Commentators such as the Farm Institute and the Bureau of Rural Science are curiously out of touch with the activity surroudning soil carbon. The Bureau released a report in March which claims to be a guide to the “potential” for soil carbon. It repeats all the old, discredited claims made by scientists who profess to know how soil carbon wll react under techniques which are still evolving and have not been subject to research trials yet. One wonders why the report was ever commissioned as nothing new appears in it. And its major finding – surprise – is that there needs to be more research before a market is possible. But markets are not made by scientists. They are made by buyers. And the needs of buyers are very different to those postulated by researchers.
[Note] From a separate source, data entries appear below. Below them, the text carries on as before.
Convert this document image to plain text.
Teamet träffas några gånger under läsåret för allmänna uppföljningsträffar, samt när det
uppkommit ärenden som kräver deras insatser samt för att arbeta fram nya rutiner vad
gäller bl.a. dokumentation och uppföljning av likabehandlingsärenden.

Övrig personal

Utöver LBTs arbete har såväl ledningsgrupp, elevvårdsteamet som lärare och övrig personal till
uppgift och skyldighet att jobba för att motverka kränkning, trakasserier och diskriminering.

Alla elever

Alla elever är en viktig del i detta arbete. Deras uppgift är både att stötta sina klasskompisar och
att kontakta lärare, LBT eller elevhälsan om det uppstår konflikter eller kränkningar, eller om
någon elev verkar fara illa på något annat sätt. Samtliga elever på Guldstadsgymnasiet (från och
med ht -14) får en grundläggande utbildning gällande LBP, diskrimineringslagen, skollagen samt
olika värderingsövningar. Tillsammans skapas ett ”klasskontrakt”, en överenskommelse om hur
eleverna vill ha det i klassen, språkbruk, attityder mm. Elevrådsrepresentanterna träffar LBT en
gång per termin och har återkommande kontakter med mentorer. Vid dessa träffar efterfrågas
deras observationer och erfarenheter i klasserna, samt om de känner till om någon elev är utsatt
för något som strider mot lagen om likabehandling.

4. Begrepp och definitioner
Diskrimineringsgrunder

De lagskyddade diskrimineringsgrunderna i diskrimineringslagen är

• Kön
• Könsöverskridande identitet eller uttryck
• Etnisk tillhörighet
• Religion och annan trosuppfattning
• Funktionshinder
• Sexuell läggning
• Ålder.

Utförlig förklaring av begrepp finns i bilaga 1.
In fact, the Farm Institute is stretching the point a little to say the BRS report was recent. It appeared in March. SO why even devote a blog post to it? It is not news.
Could it be that the AFI is intent on creating the impression that soil carbon trading is a non-starter? Search the reports and articles published by the Institute. Can you find one positive word for the soil carbon market? Can you find one presentation at an Institute conference tat supports soil carbon trading? It looks suspiciously like the Institute is part of the ‘push back’ against the notion of trade, a Canute-like resistance that has featured some of the nations top research establishments.

Those who parade the same old tired and discredited blockages to the soil carbon market cannot get their heads out of the past when all the action is taking place in the future. Appealing to ‘rules’ and scientific uncertainty does not impress buyers. Rules are for changing and uncertainty simply becomes a pricing factor, as all risks do. If all the hours that scientists and researchers have devoted to finding reasons why soil carbon won’t be traded had been invested in looking for ways that would make it possible, we would be trading today. The fact that so much taxpayers money has been spent on scare campaigns among farmers is scandalous.

The most highly respected soil carbon scientist in the world, Professor Rattan Lal of Ohio State U., warned the scientfic community to stop stalling: “Coming events are casting their shadow in this important and emerging field of immense significant to soil science, and the researchers must put their act together before the train departs the station.”